The UN Secretary General Ban Ki-moon has called on Russia and the US to join their efforts to combat terrorism. He told the annual East Asia Summit in Kuala Lumpur that terrorists and ideology extremists must be “defeated in the name of humanity.”

“In that regard, we need to unite. We need to show global solidarity to address the common enemy of ISIL, Daesh, some other extremists and terrorist groups,” Ki-moon said, referring to Islamic State.

The UN Secretary-General stressed that he “highly commended the leadership of the Russian Federation together with the United States to address some of the root causes of terrorism,” Reuters reported.

He said that the United Nations is currently assembling information and gathering ideas and experience from its member states. Early next year, the UN is going to present a “comprehensive plan of action to defeat violence and extremism,” Ban said.

Ban’s words echo an appeal by Russian President Vladimir Putin, who said on Saturday he wanted global cooperation to combat terrorism after Islamist militants killed 19 people, including six Russians, in an attack on a luxury hotel in Mali earlier this week.

Russian Prime Minister Dmitry Medvedev has also noted that countries with large populations of Muslims, Russia among them, should team up to fight against ISIS.

“We need a consolidated anti-terrorist position of those countries that have a large Islamic community, and incidentally Russia is one of these countries,” Medvedev told the annual East Asia Summit.

President Barack Obama has vowed that the United States and its allies would hunt down Islamic State’s top brass in an effort to cut off the group’s financing.

“Destroying [Islamic State] is not only a realistic goal, we’re going to get it done,” Obama told a news conference after the summit.
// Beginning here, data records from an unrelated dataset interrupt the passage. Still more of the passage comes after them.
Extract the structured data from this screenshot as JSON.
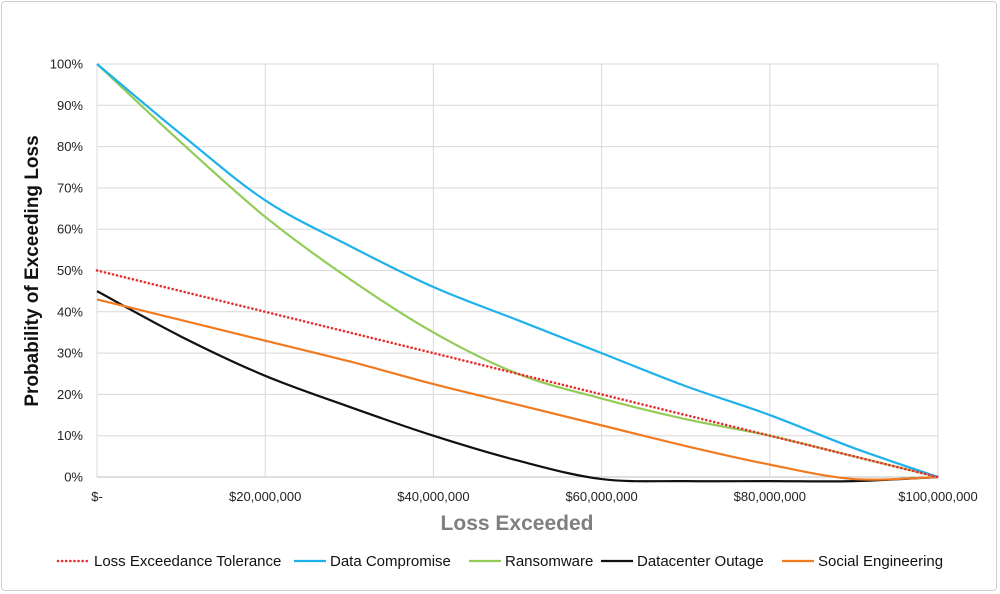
{
  "chart_data": {
    "type": "line",
    "title": "",
    "xlabel": "Loss Exceeded",
    "ylabel": "Probability of Exceeding Loss",
    "xlim": [
      0,
      100000000
    ],
    "ylim": [
      0,
      1
    ],
    "x_ticks": [
      0,
      20000000,
      40000000,
      60000000,
      80000000,
      100000000
    ],
    "x_tick_labels": [
      "$-",
      "$20,000,000",
      "$40,000,000",
      "$60,000,000",
      "$80,000,000",
      "$100,000,000"
    ],
    "y_ticks": [
      0,
      0.1,
      0.2,
      0.3,
      0.4,
      0.5,
      0.6,
      0.7,
      0.8,
      0.9,
      1.0
    ],
    "y_tick_labels": [
      "0%",
      "10%",
      "20%",
      "30%",
      "40%",
      "50%",
      "60%",
      "70%",
      "80%",
      "90%",
      "100%"
    ],
    "grid": "vertical and horizontal",
    "legend_position": "bottom",
    "series": [
      {
        "name": "Loss Exceedance Tolerance",
        "color": "#e8312f",
        "style": "dotted",
        "x": [
          0,
          100000000
        ],
        "y": [
          0.5,
          0.0
        ]
      },
      {
        "name": "Data Compromise",
        "color": "#1fb1ec",
        "style": "solid",
        "x": [
          0,
          10000000,
          20000000,
          30000000,
          40000000,
          50000000,
          60000000,
          70000000,
          80000000,
          90000000,
          100000000
        ],
        "y": [
          1.0,
          0.83,
          0.67,
          0.56,
          0.46,
          0.38,
          0.3,
          0.22,
          0.15,
          0.07,
          0.0
        ]
      },
      {
        "name": "Ransomware",
        "color": "#92cc57",
        "style": "solid",
        "x": [
          0,
          10000000,
          20000000,
          30000000,
          40000000,
          50000000,
          60000000,
          70000000,
          80000000,
          90000000,
          100000000
        ],
        "y": [
          1.0,
          0.81,
          0.63,
          0.48,
          0.35,
          0.25,
          0.19,
          0.14,
          0.1,
          0.05,
          0.0
        ]
      },
      {
        "name": "Datacenter Outage",
        "color": "#111111",
        "style": "solid",
        "x": [
          0,
          10000000,
          20000000,
          30000000,
          40000000,
          50000000,
          60000000,
          70000000,
          80000000,
          90000000,
          100000000
        ],
        "y": [
          0.45,
          0.34,
          0.245,
          0.17,
          0.1,
          0.04,
          -0.005,
          -0.01,
          -0.01,
          -0.01,
          0.0
        ]
      },
      {
        "name": "Social Engineering",
        "color": "#f07b21",
        "style": "solid",
        "x": [
          0,
          10000000,
          20000000,
          30000000,
          40000000,
          50000000,
          60000000,
          70000000,
          80000000,
          90000000,
          100000000
        ],
        "y": [
          0.43,
          0.38,
          0.33,
          0.28,
          0.225,
          0.175,
          0.125,
          0.075,
          0.03,
          -0.005,
          0.0
        ]
      }
    ]
  }
}
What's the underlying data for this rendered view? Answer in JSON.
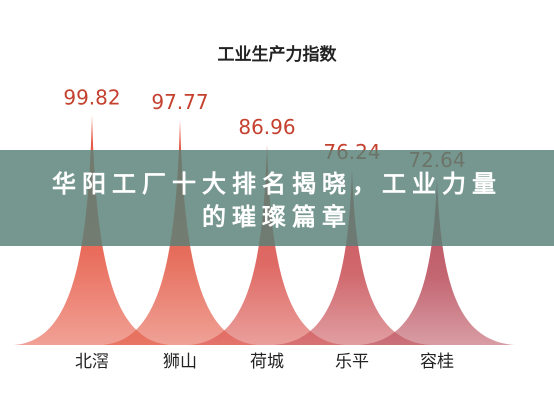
{
  "chart_data": {
    "type": "spike",
    "title": "工业生产力指数",
    "categories": [
      "北滘",
      "狮山",
      "荷城",
      "乐平",
      "容桂"
    ],
    "values": [
      99.82,
      97.77,
      86.96,
      76.24,
      72.64
    ],
    "colors": [
      "#e5533f",
      "#e2543f",
      "#d9504a",
      "#c84f55",
      "#b94c5a"
    ],
    "ylim": [
      0,
      100
    ]
  },
  "banner": {
    "text": "华阳工厂十大排名揭晓，工业力量的璀璨篇章"
  }
}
“We will destroy them. We will take back land they are currently in, take out their financing, hunt down leadership, dismantle their networks, supply lines and we will destroy them,” he said.

The US leader noted that it “would be helpful” if Russia directed its focus on tackling Islamic State. In fact, Russia has been conducting dozens of sorties against Islamic State and other extremist targets in Syria on a daily basis since September 30, after an official request was made by President Bashar Assad. The US has been meanwhile criticized for failing to halt the growth of IS despite a year of airstrikes. Until this week, the US-led coalition refrained from bombing the oil trade “lifeline” of Islamic State. Russia, in contrast, has destroyed some 500 ISIS tankers over the past few days, disrupting the flow of illegal petrodollars to the terrorist group, which, according to Russian President Vladimir Putin, is selling oil to some 40 states. On top of this, over 600 terrorists were also killed in airstrikes involving cruise missiles in Syria’s Deir Ex-Zor province, Russian Defense Minister Sergey Shoigu said.

Despite these achievements, US State Department spokesman John Kirby said Friday that Russia is not welcome to join the US-led coalition in Syria, as France has proposed, until it changes its “focus” and stops “propping up” President Bashar Assad.